Pénurie de main-d’oeuvre : les entreprises doivent innover pour s’en sortir

Par Johannie Gaudreault 1:00 PM - 14 septembre 2021
Temps de lecture :

Gilles Lamarre, directeur du développement des ressources humaines chez Boisaco, embauche des personnes immigrantes depuis trois ans. Photo : Archives

Ne faisant pas exception au reste du Québec, la Haute-Côte-Nord et ses entreprises sont fortement touchées par la pénurie de main-d’œuvre. Certains entrepreneurs se sont tournés vers l’immigration, d’autres cherchent encore des moyens de s’en sortir.

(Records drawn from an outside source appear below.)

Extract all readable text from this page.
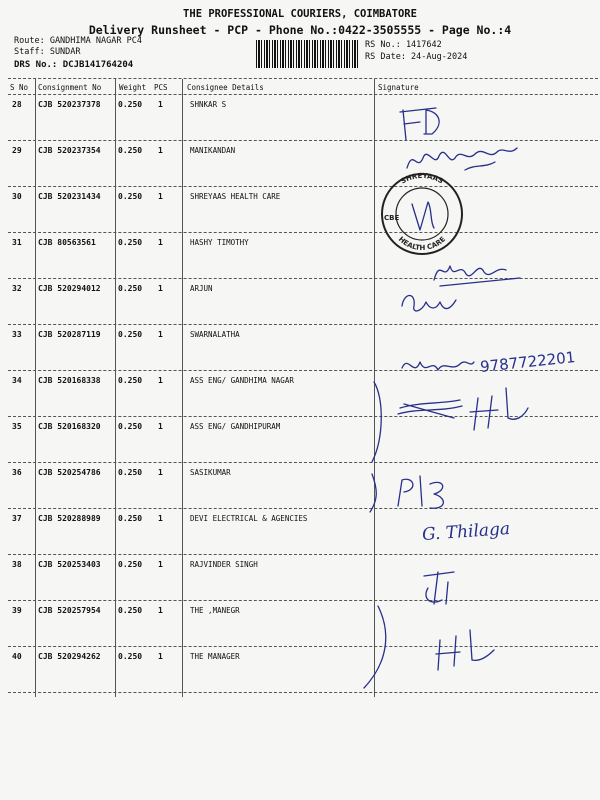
THE PROFESSIONAL COURIERS, COIMBATORE
Delivery Runsheet - PCP - Phone No.:0422-3505555 - Page No.:4
Route: GANDHIMA NAGAR PC4
Staff: SUNDAR
DRS No.: DCJB141764204
RS No.: 1417642
RS Date: 24-Aug-2024
S No Consignment No Weight PCS	Consignee Details	Signature
28 CJB 520237378 0.250 1	SHNKAR S
29 CJB 520237354 0.250 1	MANIKANDAN
30 CJB 520231434 0.250 1	SHREYAAS HEALTH CARE
31 CJB 80563561	0.250 1	HASHY TIMOTHY
32 CJB 520294012 0.250 1	ARJUN
33 CJB 520287119 0.250 1	SWARNALATHA
34 CJB 520168338 0.250 1	ASS ENG/ GANDHIMA NAGAR
35 CJB 520168320 0.250 1	ASS ENG/ GANDHIPURAM
36 CJB 520254786 0.250 1	SASIKUMAR
37 CJB 520288989 0.250 1	DEVI ELECTRICAL & AGENCIES
38 CJB 520253403 0.250 1	RAJVINDER SINGH
39 CJB 520257954 0.250 1	THE ,MANEGR
40 CJB 520294262 0.250 1	THE MANAGER
SHREYAAS
HEALTH CARE
CBE
9787722201
G. Thilaga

Réduction des heures d’ouverture, fermeture de salles à manger, diminution de services, voici des impacts directs du manque de main-d’œuvre sur le territoire. Les commerces, restaurants et services à la population n’ont d’autres choix que d’innover pour réussir à sauver les meubles.

Chez Boisaco, cette révélation est survenue il y a déjà plusieurs années. Il y a huit ans, le directeur du développement des ressources humaines, Gilles Lamarre, prenait part à de nombreuses réunions au sujet de la main-d’œuvre immigrante, les bénéfices de l’immigration, mais rien n’avançait.


« On ne faisait qu’en parler, mais il ne se passait jamais rien. Ça m’agaçait, alors on a décidé d’aller de l’avant nous-mêmes. On a commencé il y a trois ans avec un premier employé immigrant. Il s’est bien intégré et nous avons vu une opportunité d’obtenir de la belle main-d’œuvre », indique-t-il en entrevue au Journal Haute-Côte-Nord.

Par la suite, un DEP est mis sur pied afin de former des jeunes immigrants en opération d’équipements de production.

« Nous nous sommes rendus à Montréal pour rencontrer des travailleurs étrangers. On a présenté les réalités de la région et nous avons finalement trouvé 7-8 personnes intéressées », souligne M. Lamarre.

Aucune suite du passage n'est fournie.